Toh, tidak bagi sebagian orang, termasuk saya. Sebagai orang yang hidup di bawah matahari, saya selalu mengamini pendirian para fisuf, termasuk Vico: "sejarah adalah perulangan", atau yang pernah diungkapkan Nouval Harari: "tidak ada yang baru di dunia, selain produksi dan reproduksi material". Karenanya, apa yang terjadi pada masa lalu selalu memiliki keterhubungan setimpal dengan kesadaran kekinian.

Berlatar pemikiran inilah kali ini saya akan mendudukkan peta kekuatan dan kontribusi orang-orang Flores dalam berdirinya surat kabar kaliber Indonesia: Harian Kompas, pada tahun 1965. Karena konteks historis ini akan sangat menentukan perspektif khas dari orang-orang Flores tentang Kompas, sekaligus ada sejumput kebanggaan karena namanya terdaftar di antara deretan para pendiri.

Saat ini Harian Kompas telah melakukan diversifikasi produk ke dalam format digital, yakni Kompas.com (2011) dan terakhir Kompas.id (2018), tapi ada konteks kesejarahan panjang yang menyertai muasal surat kabar cetak berbau Katolik ini, yang bagi orang Flores mesti didalami.

Menelusuri jejak panjang sejarahnya pada 64 tahun lalu, Kompas sebenarnya menaruh hormat yang besar kepada orang-orang Flores. Betapa tidak, orang-orang Flores telah berjasa besar dalam pendirian koran cetak ini. Karena jika memang 5.000 tanda tangan orang Flores tidak tercantum dalam akta pendirian, yang sifatnya "conditio sine qua non", maka kita perlu menggaris ulang kesejarahan dan peradaban intelektual kita.

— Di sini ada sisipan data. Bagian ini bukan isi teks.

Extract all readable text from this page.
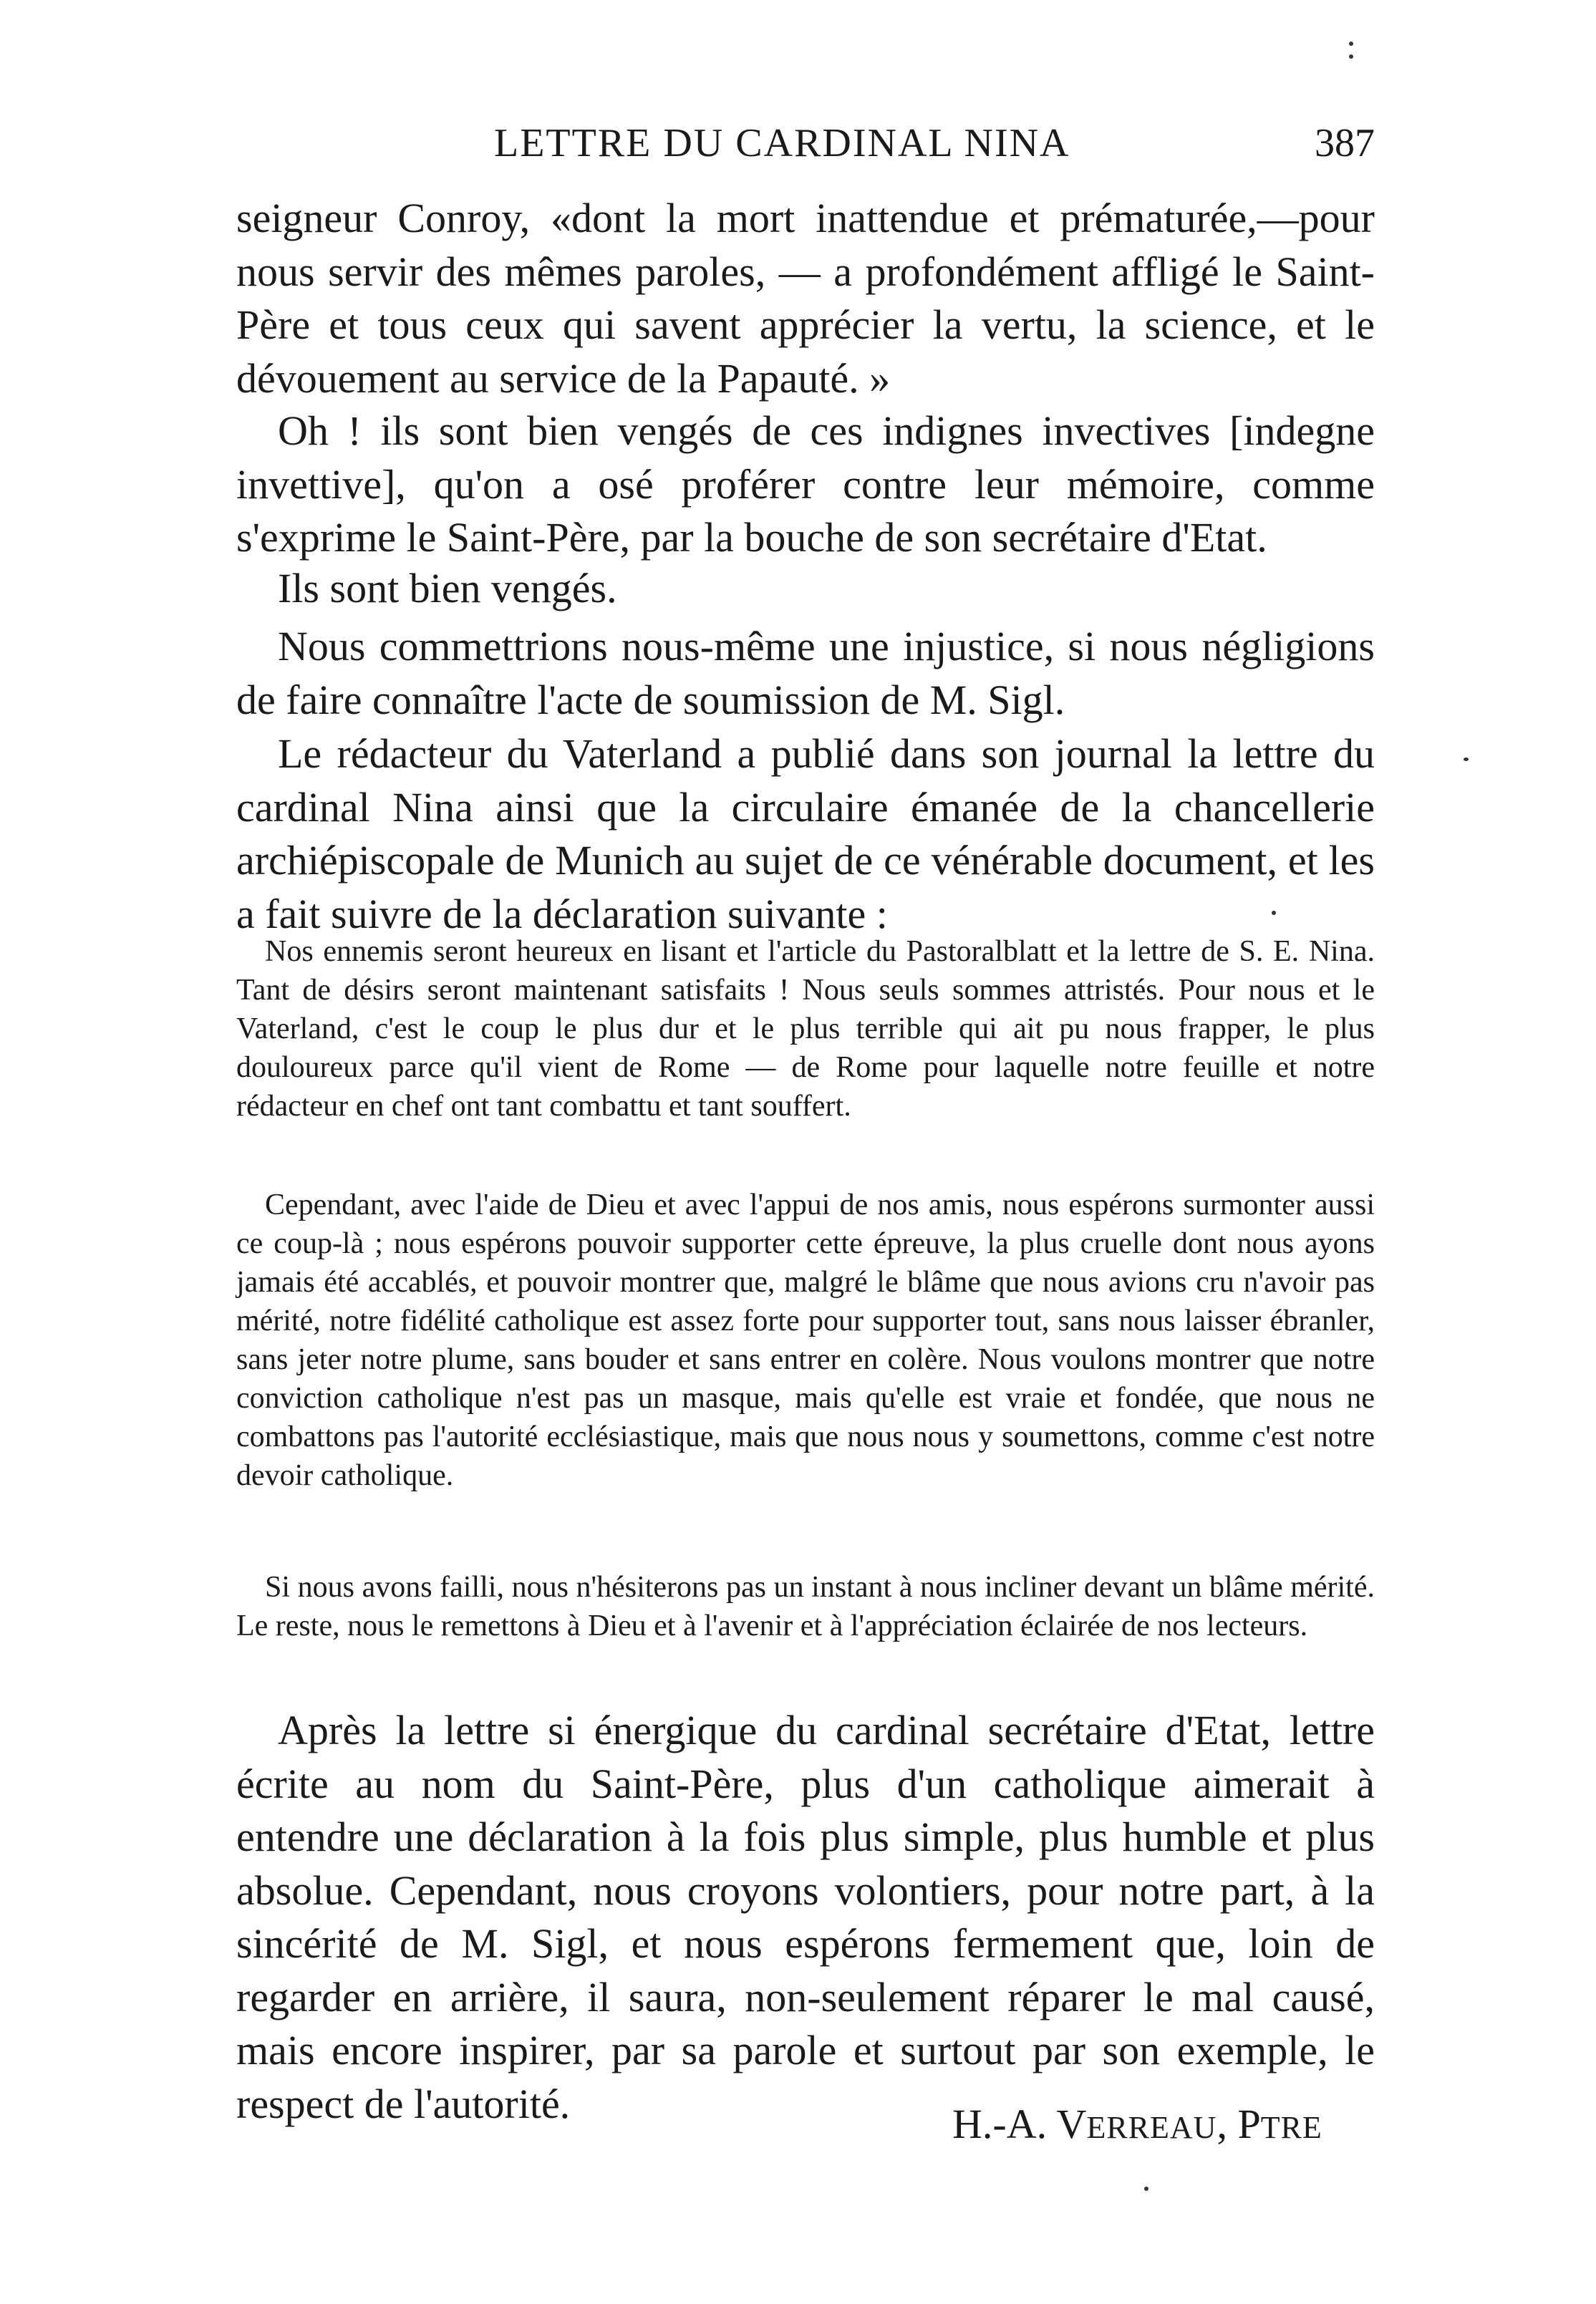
LETTRE DU CARDINAL NINA	387

seigneur Conroy, «dont la mort inattendue et prématurée,—pour nous servir des mêmes paroles, — a profondément affligé le Saint-Père et tous ceux qui savent apprécier la vertu, la science, et le dévouement au service de la Papauté. »

Oh ! ils sont bien vengés de ces indignes invectives [indegne invettive], qu'on a osé proférer contre leur mémoire, comme s'exprime le Saint-Père, par la bouche de son secrétaire d'Etat.

Ils sont bien vengés.

Nous commettrions nous-même une injustice, si nous négligions de faire connaître l'acte de soumission de M. Sigl.

Le rédacteur du Vaterland a publié dans son journal la lettre du cardinal Nina ainsi que la circulaire émanée de la chancellerie archiépiscopale de Munich au sujet de ce vénérable document, et les a fait suivre de la déclaration suivante :

Nos ennemis seront heureux en lisant et l'article du Pastoralblatt et la lettre de S. E. Nina. Tant de désirs seront maintenant satisfaits ! Nous seuls sommes attristés. Pour nous et le Vaterland, c'est le coup le plus dur et le plus terrible qui ait pu nous frapper, le plus douloureux parce qu'il vient de Rome — de Rome pour laquelle notre feuille et notre rédacteur en chef ont tant combattu et tant souffert.

Cependant, avec l'aide de Dieu et avec l'appui de nos amis, nous espérons surmonter aussi ce coup-là ; nous espérons pouvoir supporter cette épreuve, la plus cruelle dont nous ayons jamais été accablés, et pouvoir montrer que, malgré le blâme que nous avions cru n'avoir pas mérité, notre fidélité catholique est assez forte pour supporter tout, sans nous laisser ébranler, sans jeter notre plume, sans bouder et sans entrer en colère. Nous voulons montrer que notre conviction catholique n'est pas un masque, mais qu'elle est vraie et fondée, que nous ne combattons pas l'autorité ecclésiastique, mais que nous nous y soumettons, comme c'est notre devoir catholique.

Si nous avons failli, nous n'hésiterons pas un instant à nous incliner devant un blâme mérité. Le reste, nous le remettons à Dieu et à l'avenir et à l'appréciation éclairée de nos lecteurs.

Après la lettre si énergique du cardinal secrétaire d'Etat, lettre écrite au nom du Saint-Père, plus d'un catholique aimerait à entendre une déclaration à la fois plus simple, plus humble et plus absolue. Cependant, nous croyons volontiers, pour notre part, à la sincérité de M. Sigl, et nous espérons fermement que, loin de regarder en arrière, il saura, non-seulement réparer le mal causé, mais encore inspirer, par sa parole et surtout par son exemple, le respect de l'autorité.	H.-A. VERREAU, PTRE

Kenyataan bahwa Kompas telah memberi pendasaran epistemologi terhadap cara kita belajar dan menilai. Dan Kompas mungkin tidak seperti sekarang yang hadir di depan mata kita.

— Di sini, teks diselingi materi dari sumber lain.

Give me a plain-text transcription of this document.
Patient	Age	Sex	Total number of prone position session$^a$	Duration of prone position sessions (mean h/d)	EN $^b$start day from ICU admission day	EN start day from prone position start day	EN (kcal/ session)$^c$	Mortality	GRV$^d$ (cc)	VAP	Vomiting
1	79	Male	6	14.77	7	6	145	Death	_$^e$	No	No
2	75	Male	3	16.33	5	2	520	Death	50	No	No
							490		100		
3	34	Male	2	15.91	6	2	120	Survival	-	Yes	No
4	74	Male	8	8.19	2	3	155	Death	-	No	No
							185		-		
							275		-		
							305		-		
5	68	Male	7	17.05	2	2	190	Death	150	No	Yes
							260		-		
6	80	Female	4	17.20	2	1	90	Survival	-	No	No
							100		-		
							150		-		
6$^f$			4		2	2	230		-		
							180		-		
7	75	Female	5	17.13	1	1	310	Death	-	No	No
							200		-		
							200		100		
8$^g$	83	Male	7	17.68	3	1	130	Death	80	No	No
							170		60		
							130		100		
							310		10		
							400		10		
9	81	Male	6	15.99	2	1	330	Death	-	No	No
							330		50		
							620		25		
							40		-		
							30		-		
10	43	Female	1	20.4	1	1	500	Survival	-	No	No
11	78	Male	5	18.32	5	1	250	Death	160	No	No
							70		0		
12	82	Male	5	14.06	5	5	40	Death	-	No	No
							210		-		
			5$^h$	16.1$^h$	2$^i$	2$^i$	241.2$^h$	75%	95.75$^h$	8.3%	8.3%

Beberapa referensi terpercaya mencatat, pada tahun 1960-an, Presiden Soekarno mendesak Partai Katolik untuk mendirikan media cetak berbentuk surat kabar untuk mengimbangi kekuatan politik Kiri yang dimainkan Partai Komunis Indonesia (PKI). Akhirnya direkrutlah beberapa wartawan Intisari, termasuk misalnya Petrus Kanisius Ojong, Jakoeb Oetama, dan J. Adisubrata (Blenzinky, 2010:2).

Soekarno.

Kemudian, beberapa tokoh Katolik itu mengadakan pertemuan bersama beberapa wakil petinggi Gereja dari Majelis Agung Wali Gereja Indonesia (MAWI), Partai Katolik, Perhimpunan Mahasiswa Katolik Republik Indonesia (PMKRI), Pemuda Katolik dan Wanita Katolik RI (WKRI). Dalam pertemuan itu mereka sepakat mendirikan "Yayasan Bentara Rakyat".

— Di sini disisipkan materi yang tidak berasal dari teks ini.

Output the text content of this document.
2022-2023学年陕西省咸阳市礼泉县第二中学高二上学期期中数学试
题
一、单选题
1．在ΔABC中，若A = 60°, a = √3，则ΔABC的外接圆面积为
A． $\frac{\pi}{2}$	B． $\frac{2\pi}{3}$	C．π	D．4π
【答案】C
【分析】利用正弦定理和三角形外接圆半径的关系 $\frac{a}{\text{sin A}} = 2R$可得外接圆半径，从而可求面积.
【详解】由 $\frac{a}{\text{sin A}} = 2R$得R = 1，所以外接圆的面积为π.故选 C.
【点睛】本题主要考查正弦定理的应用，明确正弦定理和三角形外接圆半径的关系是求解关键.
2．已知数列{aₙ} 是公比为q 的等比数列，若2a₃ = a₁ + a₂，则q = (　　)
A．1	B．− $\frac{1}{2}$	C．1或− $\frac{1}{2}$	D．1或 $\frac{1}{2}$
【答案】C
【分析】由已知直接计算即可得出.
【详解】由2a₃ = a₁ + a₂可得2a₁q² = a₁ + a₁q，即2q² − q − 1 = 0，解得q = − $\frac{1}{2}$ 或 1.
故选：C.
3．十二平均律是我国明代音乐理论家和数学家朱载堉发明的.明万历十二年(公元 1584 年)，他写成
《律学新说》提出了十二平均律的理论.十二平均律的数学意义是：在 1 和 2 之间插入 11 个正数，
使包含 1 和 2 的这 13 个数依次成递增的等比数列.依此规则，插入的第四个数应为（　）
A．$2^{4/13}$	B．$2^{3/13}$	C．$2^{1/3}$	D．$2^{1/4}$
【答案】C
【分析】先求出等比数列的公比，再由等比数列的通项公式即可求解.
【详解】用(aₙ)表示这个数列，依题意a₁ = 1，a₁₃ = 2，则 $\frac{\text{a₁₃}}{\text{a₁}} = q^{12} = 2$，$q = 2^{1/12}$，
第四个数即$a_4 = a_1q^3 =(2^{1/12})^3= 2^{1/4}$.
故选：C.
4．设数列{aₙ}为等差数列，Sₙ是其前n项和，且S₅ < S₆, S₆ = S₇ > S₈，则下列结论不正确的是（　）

Komposisi kepengurusan pertama dari Yayasan Bentara Rakyat adalah Ignatius Joseph Kasimo (Ketua Partai Katolik: 1945-1961) sebagai Ketua, Frans Seda sebagai Wakil Ketua, Franciscus Conradus Palaoensoeka sebagai penulis pertama, Jakob Oetama sebagai penulis kedua, dan PK Ojong sebagai bendahara. Yayasan inilah yang kemudian menjadi "batu penjuru" penerbitan Harian Kompas.

Namun demikian, desakan Soekarno tersebut belum membuahkan hasil maksimal. Akhirnya setelah kepemimpinan Partai Katolik jatuh ke tangan Frans Seda (putra Sikka, Flores) tahun 1961, Jenderal Achmad Yani pun mengungkapkan keinginannya kepada koleganya yang saat itu menjabat sebagai Menteri Perkebunan dalam Kabinet Soekarno (1963-1968) untuk menerbitkan surat kabar yang berimbang, kredibel, dan independen. Permintaan sang Jenderal cukup beralasan karena waktu itu koran-koran yang anti-Soekarno dan anti-PKI dibajak pemerintah.

Tanpa berpikir panjang Frans Seda pun mengiyakan permintaan itu. Sedang permintaan Achmad Yani itu juga persis terjadi ketika suhu politik Indonesia sedang memanas. Barangkali dapat kita bayangkan sepanas tensi politik jelang dan pasca Pilpres 2019 kemarin. Atau malah lebih panas dari saat ini.

Menuruti anjuran koleganya, Frans Seda pun mengatur siasat, karena dia sendiri bukan seorang wartawan, dengan mengajak kedua rekannya, yakni PK Ojong, seorang editor mingguan Star Weekly tahun 1950-an dan Jakoeb Oetama, editor pada mingguan Penabur milik Gereja Katolik (bdk. Blenzinky, 2010). PK Ojong dan Jakoeb Oetama sebelumnya telah bersama-sama mendirikan majalah bulanan Intisari pada tahun 1963.

Frans Seda.

Tetapi secara pribadi, Jacob Oetama dan beberapa pemuka agama Katolik seperti Mgr. Albertus Soegijapranata dan I.J. Kasimo tidak mau menerima begitu saja, karena mengingat konteks politik, ekonomi dan infrastruktur pada saat itu tidak cukup mendukung.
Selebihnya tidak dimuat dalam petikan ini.